Retail sales are a major indicator of consumer spending trends because they account for nearly one-half of total consumer spending and approximately one-third of aggregate economic activity.

Strong retail sales are bearish for the bond market, but favorable for the stock market, particularly retail stocks. Sluggish retail sales could lead to a bond market rally, but will probably be bearish for the stock market.

Retail sales are subject to substantial month-to-month variability. In order to provide a more accurate picture of the consumer spending trend, follow the three-month moving average of the monthly percent changes or the year-over-year percent change. Retail sales are also subject to substantial monthly revisions, which makes it more difficult to discern the underlying trend. This problem underscores the need to monitor the moving average rather than just the latest one month of data.
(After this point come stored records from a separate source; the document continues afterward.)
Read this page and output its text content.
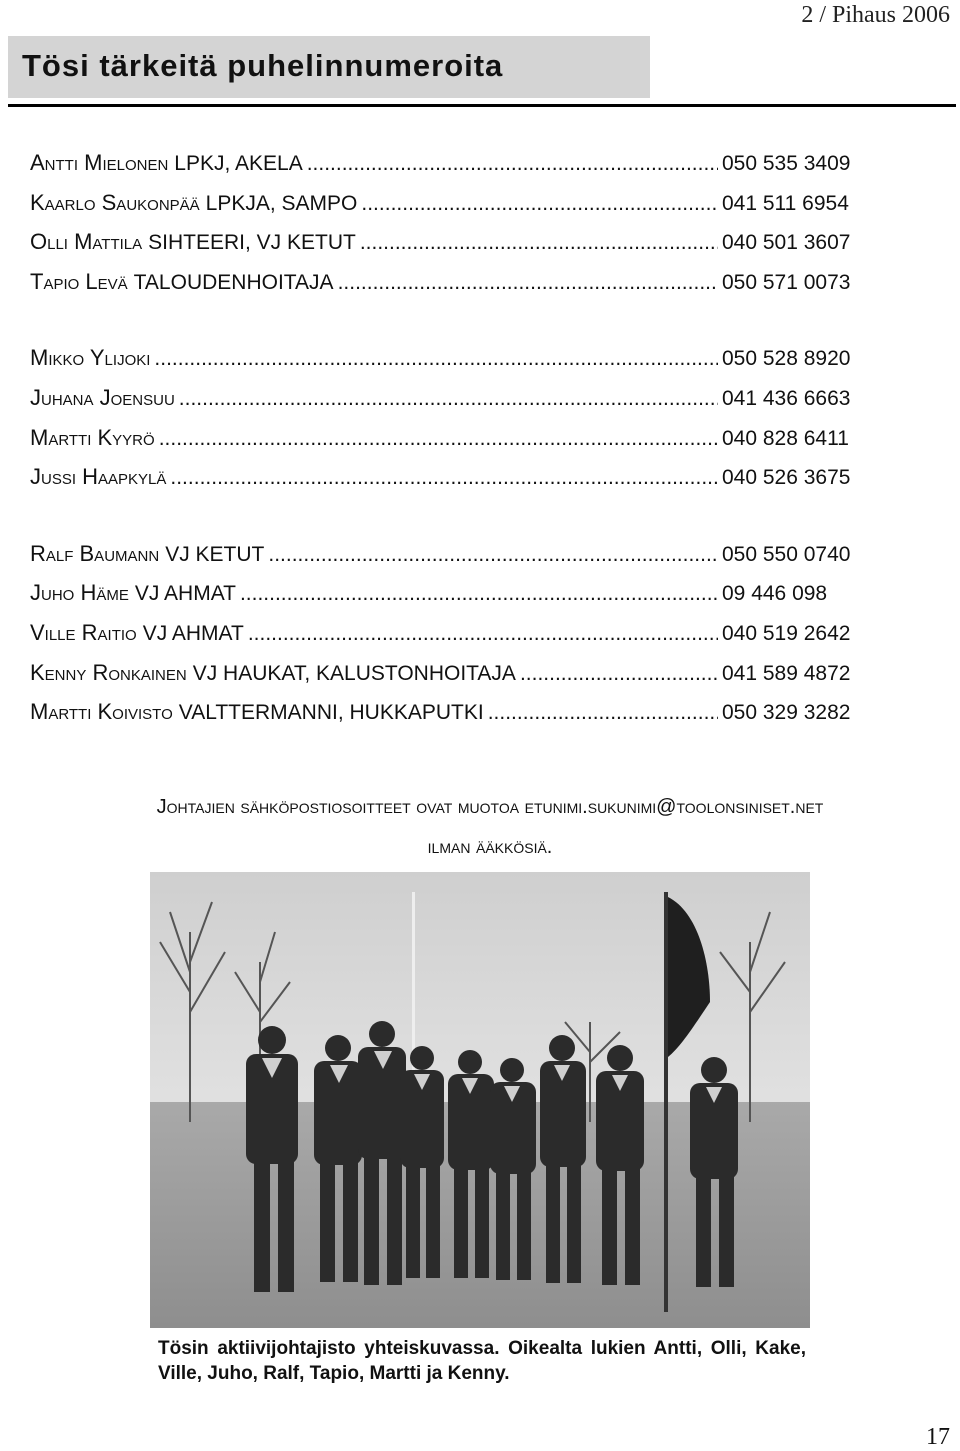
2 / Pihaus 2006
Tösi tärkeitä puhelinnumeroita
Antti Mielonen LPKJ, AKELA .....	050 535 3409
Kaarlo Saukonpää LPKJA, SAMPO .....	041 511 6954
Olli Mattila SIHTEERI, VJ KETUT .....	040 501 3607
Tapio Levä TALOUDENHOITAJA .....	050 571 0073
Mikko Ylijoki .....	050 528 8920
Juhana Joensuu .....	041 436 6663
Martti Kyyrö .....	040 828 6411
Jussi Haapkylä .....	040 526 3675
Ralf Baumann VJ KETUT .....	050 550 0740
Juho Häme VJ AHMAT .....	09 446 098
Ville Raitio VJ AHMAT .....	040 519 2642
Kenny Ronkainen VJ HAUKAT, KALUSTONHOITAJA .....	041 589 4872
Martti Koivisto VALTTERMANNI, HUKKAPUTKI .....	050 329 3282
Johtajien sähköpostiosoitteet ovat muotoa etunimi.sukunimi@toolonsiniset.net
ilman ääkkösiä.
Tösin aktiivijohtajisto yhteiskuvassa. Oikealta lukien Antti, Olli, Kake, Ville, Juho, Ralf, Tapio, Martti ja Kenny.
17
In an attempt to avoid the more extreme volatility, economists and financial market participants monitor retail sales less autos (actually less auto dealers which include trucks, too.) Motor vehicle sales are excluded not because they are irrelevant, but because they fluctuate more than overall retail sales. In recent years, many analysts consider the core series to be total less autos and less gasoline service station sales. The latter is volatile due to swings in oil and gasoline prices.

Price changes affect the real value of retail sales. Watch for changes in food and energy prices which could affect two large components among nondurable goods stores: food stores and gasoline service stations. Large declines in food or energy prices could lead to declines in store sales which are due to price, not volume. This would mean that real sales were stronger than nominal dollar sales.

Since economic performance depend on real, rather than nominal growth rates, compare the trend growth rate in retail sales to that in the CPI for commodities.